Revise ART guidelines viz a viz inclusion and exclusion criteria for starting HAART, necessary baseline and follow-up investigations and patient management
Develop protocols on the treatment of opportunistic infections and their primary and secondary prophylaxis
Provide good HIV counselling for patients prior to starting HAART and information on the aims and adverse effects of HAART stressing the need for religious compliance as reported drop out rates of 40% are very worrisome
Embark on training of clinicians in district and mission hospitals in HIV management and look at expanding the programme to Mzuzu and Zomba
Maintain adequate drug supplies. Unstructured treatment interruptions as are frequently seen at QECH are not ethically justifiable and pose serious threats to the entire programme nationally
Good operational research is vital for the development and sustenance of the national programme. A Malawi national HIV conference ought to discuss these and other issues and share and disseminate information.
A Call for Action
Talk and advances in scientific knowledge need to be turned into purposeful action on a global scale. The IAS goal is to have three million people on HAART by July 2004. In the last plenary session of the conference, Graca Machel asked some pertinent questions that we must answer come the next International AIDS Conference in Bangkok in 2004.
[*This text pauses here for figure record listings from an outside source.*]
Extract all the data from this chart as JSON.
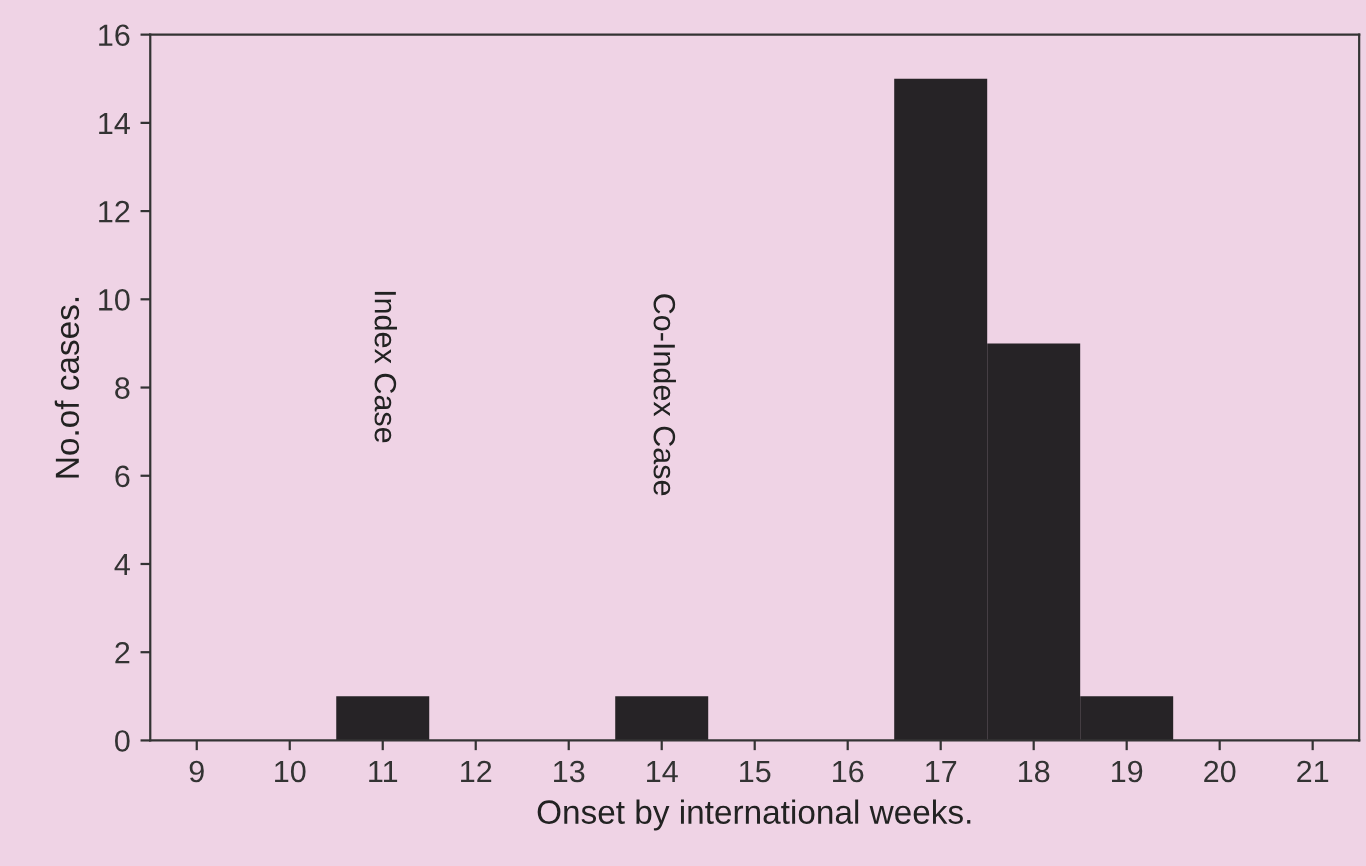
{
  "chart_data": {
    "type": "bar",
    "xlabel": "Onset by international weeks.",
    "ylabel": "No.of cases.",
    "categories": [
      "9",
      "10",
      "11",
      "12",
      "13",
      "14",
      "15",
      "16",
      "17",
      "18",
      "19",
      "20",
      "21"
    ],
    "values": [
      0,
      0,
      1,
      0,
      0,
      1,
      0,
      0,
      15,
      9,
      1,
      0,
      0
    ],
    "color": "#262326",
    "ylim": [
      0,
      16
    ],
    "yticks": [
      0,
      2,
      4,
      6,
      8,
      10,
      12,
      14,
      16
    ],
    "grid": false,
    "annotations": [
      "Index Case",
      "Co-Index Case"
    ]
  }
}
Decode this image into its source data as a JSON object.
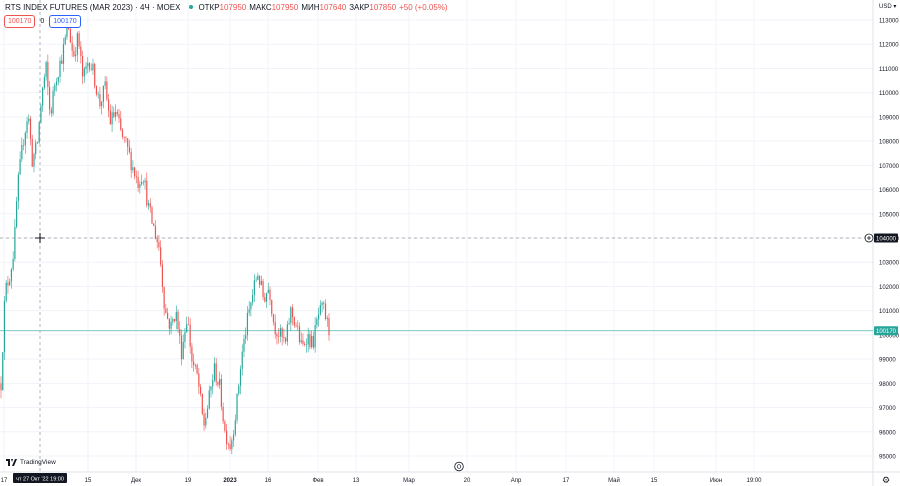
{
  "header": {
    "symbol": "RTS INDEX FUTURES (MAR 2023) · 4Ч · MOEX",
    "ohlc": [
      {
        "key": "ОТКР",
        "value": "107950"
      },
      {
        "key": "МАКС",
        "value": "107950"
      },
      {
        "key": "МИН",
        "value": "107640"
      },
      {
        "key": "ЗАКР",
        "value": "107850"
      }
    ],
    "change": "+50 (+0.05%)",
    "bid": "100170",
    "spread": "0",
    "ask": "100170"
  },
  "currency_label": "USD",
  "crosshair": {
    "price_label": "104000",
    "time_label": "чт 27 Окт '22   19:00"
  },
  "last_price_label": "100170",
  "branding": {
    "logo_text": "TradingView"
  },
  "colors": {
    "up": "#26a69a",
    "down": "#ef5350",
    "last_price": "#26a69a",
    "crosshair": "#9598a1",
    "grid": "#f0f3fa"
  },
  "chart_data": {
    "type": "candlestick",
    "title": "RTS INDEX FUTURES (MAR 2023) · 4Ч · MOEX",
    "x_tick_labels": [
      "17",
      "15",
      "Дек",
      "19",
      "2023",
      "16",
      "Фев",
      "13",
      "Мар",
      "20",
      "Апр",
      "17",
      "Май",
      "15",
      "Июн",
      "19:00"
    ],
    "y_tick_labels": [
      "113000",
      "112000",
      "111000",
      "110000",
      "109000",
      "108000",
      "107000",
      "106000",
      "105000",
      "104000",
      "103000",
      "102000",
      "101000",
      "100000",
      "99000",
      "98000",
      "97000",
      "96000",
      "95000"
    ],
    "ylim": [
      94600,
      113700
    ],
    "price_path": [
      [
        0,
        98000
      ],
      [
        0.05,
        101800
      ],
      [
        0.11,
        102500
      ],
      [
        0.16,
        103600
      ],
      [
        0.2,
        106000
      ],
      [
        0.27,
        108000
      ],
      [
        0.33,
        109200
      ],
      [
        0.38,
        107200
      ],
      [
        0.44,
        107800
      ],
      [
        0.5,
        110000
      ],
      [
        0.55,
        111000
      ],
      [
        0.6,
        109000
      ],
      [
        0.66,
        110500
      ],
      [
        0.75,
        111600
      ],
      [
        0.82,
        112800
      ],
      [
        0.88,
        111500
      ],
      [
        0.94,
        112300
      ],
      [
        1.0,
        110500
      ],
      [
        1.07,
        111400
      ],
      [
        1.13,
        110800
      ],
      [
        1.2,
        109500
      ],
      [
        1.27,
        110200
      ],
      [
        1.33,
        108800
      ],
      [
        1.4,
        109200
      ],
      [
        1.47,
        108200
      ],
      [
        1.53,
        107800
      ],
      [
        1.6,
        107000
      ],
      [
        1.67,
        106300
      ],
      [
        1.73,
        106700
      ],
      [
        1.8,
        105200
      ],
      [
        1.87,
        104300
      ],
      [
        1.93,
        103600
      ],
      [
        2.0,
        101000
      ],
      [
        2.07,
        100300
      ],
      [
        2.13,
        101000
      ],
      [
        2.2,
        99300
      ],
      [
        2.27,
        100800
      ],
      [
        2.33,
        98900
      ],
      [
        2.4,
        98200
      ],
      [
        2.47,
        96200
      ],
      [
        2.53,
        97200
      ],
      [
        2.6,
        98600
      ],
      [
        2.67,
        97800
      ],
      [
        2.73,
        96000
      ],
      [
        2.8,
        95400
      ],
      [
        2.87,
        97000
      ],
      [
        2.93,
        99000
      ],
      [
        3.0,
        100500
      ],
      [
        3.07,
        101700
      ],
      [
        3.13,
        102600
      ],
      [
        3.2,
        101500
      ],
      [
        3.27,
        102000
      ],
      [
        3.33,
        100400
      ],
      [
        3.4,
        100000
      ],
      [
        3.47,
        99600
      ],
      [
        3.53,
        101000
      ],
      [
        3.6,
        100400
      ],
      [
        3.67,
        99400
      ],
      [
        3.73,
        100000
      ],
      [
        3.8,
        99600
      ],
      [
        3.87,
        100800
      ],
      [
        3.93,
        101100
      ],
      [
        4.0,
        100170
      ]
    ],
    "last_price": 100170,
    "crosshair_price": 104000,
    "grid": true,
    "legend": "top-left"
  }
}
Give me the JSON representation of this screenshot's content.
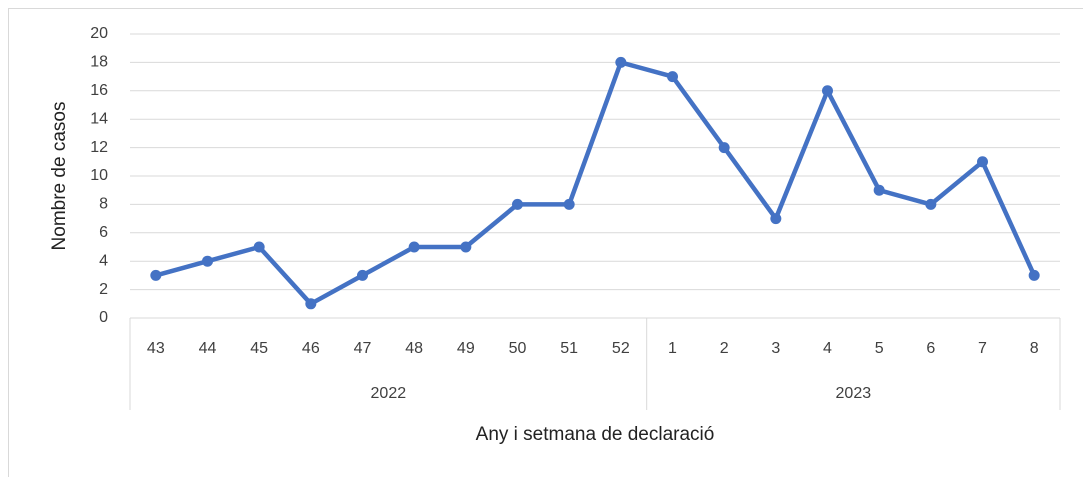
{
  "chart_data": {
    "type": "line",
    "x_label": "Any i setmana de declaració",
    "y_label": "Nombre de casos",
    "category_groups": [
      {
        "label": "2022",
        "categories": [
          "43",
          "44",
          "45",
          "46",
          "47",
          "48",
          "49",
          "50",
          "51",
          "52"
        ]
      },
      {
        "label": "2023",
        "categories": [
          "1",
          "2",
          "3",
          "4",
          "5",
          "6",
          "7",
          "8"
        ]
      }
    ],
    "values": [
      3,
      4,
      5,
      1,
      3,
      5,
      5,
      8,
      8,
      18,
      17,
      12,
      7,
      16,
      9,
      8,
      11,
      3
    ],
    "color": "#4472c4",
    "ylim": [
      0,
      20
    ],
    "yticks": [
      0,
      2,
      4,
      6,
      8,
      10,
      12,
      14,
      16,
      18,
      20
    ],
    "grid": true
  }
}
How many people are on ART successfully?
What resources have been mobilized?
How much research has been translated into meaningful policy in the hands of practitioners?
How many lives have been saved?
Indeed HIV has brought fundamental legal, moral, ethical and human rights issues to the fore. The evidence in support of nationwide implementation of HAART is overwhelming yet today alone over 6,000 people will die as a result of HIV/AIDS. How many more need to die? Can we really continue to say to the afflicted “Sorry there is nothing else I can do?” Have we not come to be caregivers in this age and place for such a time as this? Let us commit ourselves to play our part in treatment and prevention, to fight this pandemic that has claimed more lives than all past wars, natural disasters and diseases put together.